The cycle of cues on my part and responses on his continued after we disrobed—me to my petticoat and Karun to his underpants. I was struck by my enterprise—what had happened to my inhibition, my lack of experience? We rubbed our bodies together—he even took a breast in his mouth with my encouragement. There was something endearing about his willingness to please but also something tempering—the thought that he might not be aroused evened out the bursts of passion I felt.

Eventually, my initiatives faltered—I ran out of places to explore. I could not summon up the courage to venture uninvited below his waist. We lay side by side caressing each other. “Let’s get some rest,” I finally said, when it became clear no fire would be lit tonight.

“It’s been a long day. I’m sorry I’m so exhausted.” He buried his face in my chest to hide his embarrassment—or perhaps relief.

I turned out the light. Somehow, I didn’t feel so dejected. Although I would have liked Karun to be more assertive, I had surprised, even exhilarated, myself by taking the lead to compensate. The gentle ebb and flow of the waves outside reassured me we had many days of married life ahead.

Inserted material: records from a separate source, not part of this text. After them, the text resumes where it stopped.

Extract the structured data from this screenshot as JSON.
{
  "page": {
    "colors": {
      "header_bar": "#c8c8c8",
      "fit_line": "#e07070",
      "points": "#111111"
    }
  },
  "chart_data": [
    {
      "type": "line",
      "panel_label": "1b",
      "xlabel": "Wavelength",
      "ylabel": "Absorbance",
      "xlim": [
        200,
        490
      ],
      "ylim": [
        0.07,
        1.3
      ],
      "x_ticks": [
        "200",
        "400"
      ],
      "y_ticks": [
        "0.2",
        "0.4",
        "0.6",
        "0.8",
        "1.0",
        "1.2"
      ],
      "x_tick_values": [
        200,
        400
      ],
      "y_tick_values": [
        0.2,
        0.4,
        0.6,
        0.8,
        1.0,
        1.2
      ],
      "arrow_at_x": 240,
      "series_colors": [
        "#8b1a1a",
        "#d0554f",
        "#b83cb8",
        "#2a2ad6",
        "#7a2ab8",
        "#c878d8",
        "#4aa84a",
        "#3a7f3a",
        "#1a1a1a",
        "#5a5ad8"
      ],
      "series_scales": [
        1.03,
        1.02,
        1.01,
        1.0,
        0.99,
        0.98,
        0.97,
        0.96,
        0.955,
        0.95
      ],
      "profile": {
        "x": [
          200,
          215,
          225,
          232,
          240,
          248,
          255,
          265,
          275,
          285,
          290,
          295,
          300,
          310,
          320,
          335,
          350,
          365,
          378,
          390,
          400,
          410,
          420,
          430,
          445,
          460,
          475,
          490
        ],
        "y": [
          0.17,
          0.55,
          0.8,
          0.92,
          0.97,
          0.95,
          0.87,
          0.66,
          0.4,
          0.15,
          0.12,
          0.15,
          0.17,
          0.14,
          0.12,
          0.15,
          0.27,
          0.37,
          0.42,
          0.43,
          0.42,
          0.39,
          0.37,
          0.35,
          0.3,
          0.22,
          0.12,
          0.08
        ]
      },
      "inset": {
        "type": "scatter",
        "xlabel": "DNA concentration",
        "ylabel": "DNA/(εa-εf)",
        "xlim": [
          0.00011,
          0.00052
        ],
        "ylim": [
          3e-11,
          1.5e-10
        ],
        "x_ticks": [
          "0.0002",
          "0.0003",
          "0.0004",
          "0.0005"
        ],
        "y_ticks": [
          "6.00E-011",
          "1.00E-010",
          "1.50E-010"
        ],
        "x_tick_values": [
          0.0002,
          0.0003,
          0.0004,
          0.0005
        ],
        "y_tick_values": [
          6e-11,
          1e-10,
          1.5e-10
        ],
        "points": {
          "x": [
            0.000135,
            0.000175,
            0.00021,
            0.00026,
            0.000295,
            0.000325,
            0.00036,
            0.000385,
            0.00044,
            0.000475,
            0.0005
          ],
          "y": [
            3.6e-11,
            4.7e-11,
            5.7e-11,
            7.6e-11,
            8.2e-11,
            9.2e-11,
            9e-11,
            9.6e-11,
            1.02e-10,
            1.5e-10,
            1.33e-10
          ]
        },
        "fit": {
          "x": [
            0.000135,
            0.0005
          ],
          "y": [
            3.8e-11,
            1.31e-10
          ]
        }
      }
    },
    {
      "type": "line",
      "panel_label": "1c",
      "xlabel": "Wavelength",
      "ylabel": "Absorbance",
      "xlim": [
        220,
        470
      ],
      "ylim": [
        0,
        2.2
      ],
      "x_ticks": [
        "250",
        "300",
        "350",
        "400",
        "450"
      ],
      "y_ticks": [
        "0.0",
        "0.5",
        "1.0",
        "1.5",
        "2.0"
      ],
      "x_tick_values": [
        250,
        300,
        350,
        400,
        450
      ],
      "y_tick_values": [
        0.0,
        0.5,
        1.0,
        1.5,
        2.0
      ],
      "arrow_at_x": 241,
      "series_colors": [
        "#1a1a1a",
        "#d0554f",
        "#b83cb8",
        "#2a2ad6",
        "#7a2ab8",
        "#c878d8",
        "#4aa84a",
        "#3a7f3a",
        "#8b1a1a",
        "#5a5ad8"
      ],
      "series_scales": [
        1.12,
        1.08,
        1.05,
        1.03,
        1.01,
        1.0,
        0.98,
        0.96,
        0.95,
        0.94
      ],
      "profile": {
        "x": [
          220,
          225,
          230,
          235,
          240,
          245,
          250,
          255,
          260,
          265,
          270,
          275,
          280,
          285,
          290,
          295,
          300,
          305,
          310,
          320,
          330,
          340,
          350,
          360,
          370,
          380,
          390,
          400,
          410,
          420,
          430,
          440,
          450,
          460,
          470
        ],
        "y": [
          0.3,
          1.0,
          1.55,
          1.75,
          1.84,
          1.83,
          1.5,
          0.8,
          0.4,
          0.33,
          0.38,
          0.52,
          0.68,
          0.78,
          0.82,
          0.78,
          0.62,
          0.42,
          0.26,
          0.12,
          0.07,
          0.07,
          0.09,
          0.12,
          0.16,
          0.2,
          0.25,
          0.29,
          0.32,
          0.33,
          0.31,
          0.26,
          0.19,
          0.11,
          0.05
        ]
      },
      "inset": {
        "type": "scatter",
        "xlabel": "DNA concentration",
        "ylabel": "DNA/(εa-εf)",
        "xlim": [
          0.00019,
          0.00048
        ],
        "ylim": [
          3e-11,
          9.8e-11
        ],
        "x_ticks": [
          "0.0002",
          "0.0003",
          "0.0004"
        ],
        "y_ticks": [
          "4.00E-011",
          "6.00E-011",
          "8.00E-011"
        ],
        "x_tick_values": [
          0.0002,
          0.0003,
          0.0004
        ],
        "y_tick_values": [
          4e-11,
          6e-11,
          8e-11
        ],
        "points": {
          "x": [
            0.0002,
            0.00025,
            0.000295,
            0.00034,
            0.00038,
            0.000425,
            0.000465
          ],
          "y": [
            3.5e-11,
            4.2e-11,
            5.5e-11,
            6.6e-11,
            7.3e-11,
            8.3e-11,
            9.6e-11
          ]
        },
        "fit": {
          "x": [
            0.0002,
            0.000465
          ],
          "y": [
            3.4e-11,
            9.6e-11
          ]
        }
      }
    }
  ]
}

THE ALL-CLEAR SIGNAL still hasn’t sounded, which worries me. Could the control tower for the sirens have been hit? Will people realize this and begin to eventually creep out of their holes? Or will they hunker in deeper to count out their days, convinced the silence outside heralds the end? The street lies completely empty—only an abandoned red double-decker bus looms ahead. Even the beggars who live under the bridge over Queen’s Road have disappeared—I miss running the gauntlet of their badgering voices, their pawing hands.

I mount the steps to the station. The way to tell whether trains still run is to examine the evidence left by citizens who have performed their business on the rails. Something has come by to flatten deposits, but not today. Walking looks like the best alternative, since there’s no electricity to feed the pantographs anyway. I pick my way over the tracks to the seaward side. The lawns of the line of gymkhana clubs are so unnervingly immaculate that I wonder if they still pay their gardeners to manicure each individual blade of grass. Perhaps this is the fabled sacred land the Khaki referred to, the one he dared the enemy to harm.